L’âme scandinave au cinéma, on dirait qu’elle consiste à imaginer des problèmes… en imaginant qu’on n’en a pas. À en inventer de nouveaux qui sont en fait déjà là. C’est un peu le contraire de prendre les choses à la légère (les prendre à la lourde ?) & ça fait surgir des sentiments purs & factices à la fois.
Voilà en tout cas ce que contient White Night Wedding (tourné dans la baie de Breiðafjörður), en plus d’un taxi-tracteur, d’un prêtre qui est le sosie de Tómas Lemarquis, d’un claviériste avec une chaussure noire & d’autres curiosités cynico-rigolotes remplissant la baie de Breiðafjörður.
À la lueur du soleil de minuit qui sert de prétexte aux uns à se soûler (& perdre une chaussure) & empêche les autres de trouver le sommeil, on s’invente une nuit étriquée & l’on nage dans ces songes bizarres qui sont supposés n’avoir de sens que dans le noir.

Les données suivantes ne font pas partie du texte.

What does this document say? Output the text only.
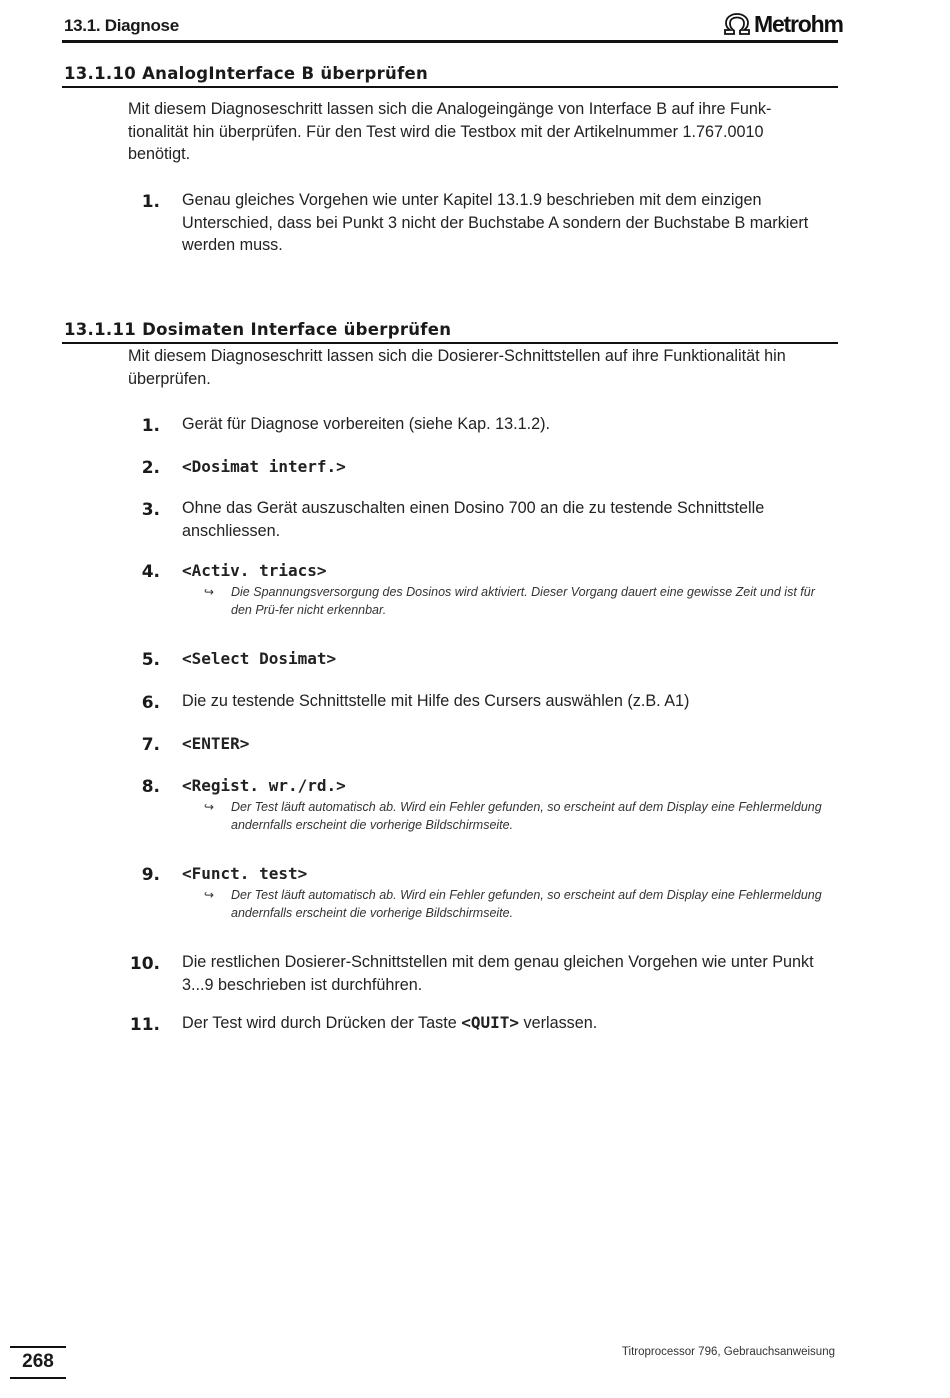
13.1. Diagnose	Metrohm
13.1.10 AnalogInterface B überprüfen
Mit diesem Diagnoseschritt lassen sich die Analogeingänge von Interface B auf ihre Funk-tionalität hin überprüfen. Für den Test wird die Testbox mit der Artikelnummer 1.767.0010 benötigt.
1. Genau gleiches Vorgehen wie unter Kapitel 13.1.9 beschrieben mit dem einzigen Unterschied, dass bei Punkt 3 nicht der Buchstabe A sondern der Buchstabe B markiert werden muss.
13.1.11 Dosimaten Interface überprüfen
Mit diesem Diagnoseschritt lassen sich die Dosierer-Schnittstellen auf ihre Funktionalität hin überprüfen.
1. Gerät für Diagnose vorbereiten (siehe Kap. 13.1.2).
2. <Dosimat interf.>
3. Ohne das Gerät auszuschalten einen Dosino 700 an die zu testende Schnittstelle anschliessen.
4. <Activ. triacs>
↪ Die Spannungsversorgung des Dosinos wird aktiviert. Dieser Vorgang dauert eine gewisse Zeit und ist für den Prü-fer nicht erkennbar.
5. <Select Dosimat>
6. Die zu testende Schnittstelle mit Hilfe des Cursers auswählen (z.B. A1)
7. <ENTER>
8. <Regist. wr./rd.>
↪ Der Test läuft automatisch ab. Wird ein Fehler gefunden, so erscheint auf dem Display eine Fehlermeldung andernfalls erscheint die vorherige Bildschirmseite.
9. <Funct. test>
↪ Der Test läuft automatisch ab. Wird ein Fehler gefunden, so erscheint auf dem Display eine Fehlermeldung andernfalls erscheint die vorherige Bildschirmseite.
10. Die restlichen Dosierer-Schnittstellen mit dem genau gleichen Vorgehen wie unter Punkt 3...9 beschrieben ist durchführen.
11. Der Test wird durch Drücken der Taste <QUIT> verlassen.
268	Titroprocessor 796, Gebrauchsanweisung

Pour Kormákur, c’est donc l’occasion de donner tous les tons à ce jour sans fin qui rend le repos presque virtuel & de composer / décomposer / recomposer son ballet de couleurs naturelles variées – tout ça en étant perdu sur sa petite île de la baie de Breiðafjörður comme Bergman sur sa Fårö.
Dans la baie de Breiðafjörður, les contrastes s’enchevêtrent. 1 = Le marasme se mêle au tourisme. L’espace d’un instant, les businessmen les plus sensibles à la devise américaine (dans le sens monétaire) deviennent l’attraction eux-mêmes, car ils ne savent plus quelle attitude adopter face à ces locuteurs de la langue du dollar ”plus nombreux que nos moutons” qui les gênent, mais qui d’un autre côté les subventionnent & leur changent un peu le quotidien. 2 = On néglige délibérément l’ennui pendant que la folie douce prospère : un mood qui ne se renie pas, surtout dans le paysage plat & sans arbres de la baie de Breiðafjörður.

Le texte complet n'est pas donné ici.